It has been an eventful 24 hours in the trading realm following a veritable lack of activity to start the week thanks in large part to a couple of central bank meetings and some telling data about both European and US economies. As covered extensively yesterday (here and here), the Federal Reserve decided to completely taper away Quantitative Easing, a move that was widely anticipated, but also acknowledged more succinctly that the economy was improving to their liking. The positive vibes from the Fed were substantiated this morning as the Advanced US GDP for the third quarter showed stronger growth (3.5%) than expected (3.1%), and combined with Q2 (an upwardly revised 4.6%), was the strongest 6 month showing in a decade. Was the Fed privy to this before they released their statement yesterday? One can only theorize.

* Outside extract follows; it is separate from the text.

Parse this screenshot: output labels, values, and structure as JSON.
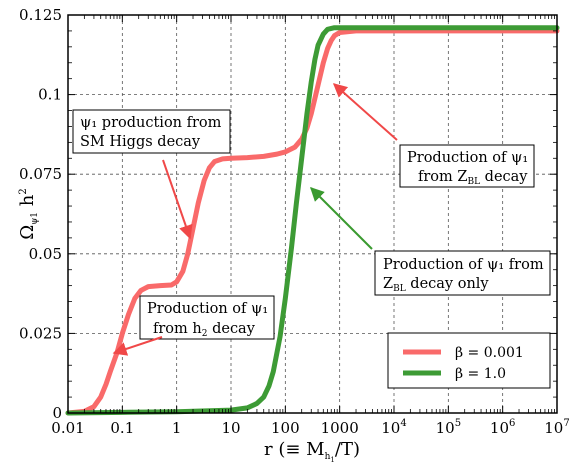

In addition to the US proliferation of news, the Reserve Bank of New Zealand shifted away from their hawkish stance to mimic their Australian brethren and go neutral while German and Spanish inflation data regressed even further, sporting negative values. If the European Central Bank didn’t already have a good argument for initiating their QE program, the continuously declining inflation figures in the region tips it in to the almost necessary category. Despite the positivity in the US and the negativity in the European Union, the EUR/USD has bounced off the lows following yesterday’s big drop.
The bounce in the EUR/USD also happened to coincide with a confluence of Fibonacci retracements and extensions that formed a Gartley pattern below 1.26. This level could be a staging point for another retracement to take place before we see an ultimate fall in this pair, which is the direction the ECB most likely wants to see it go.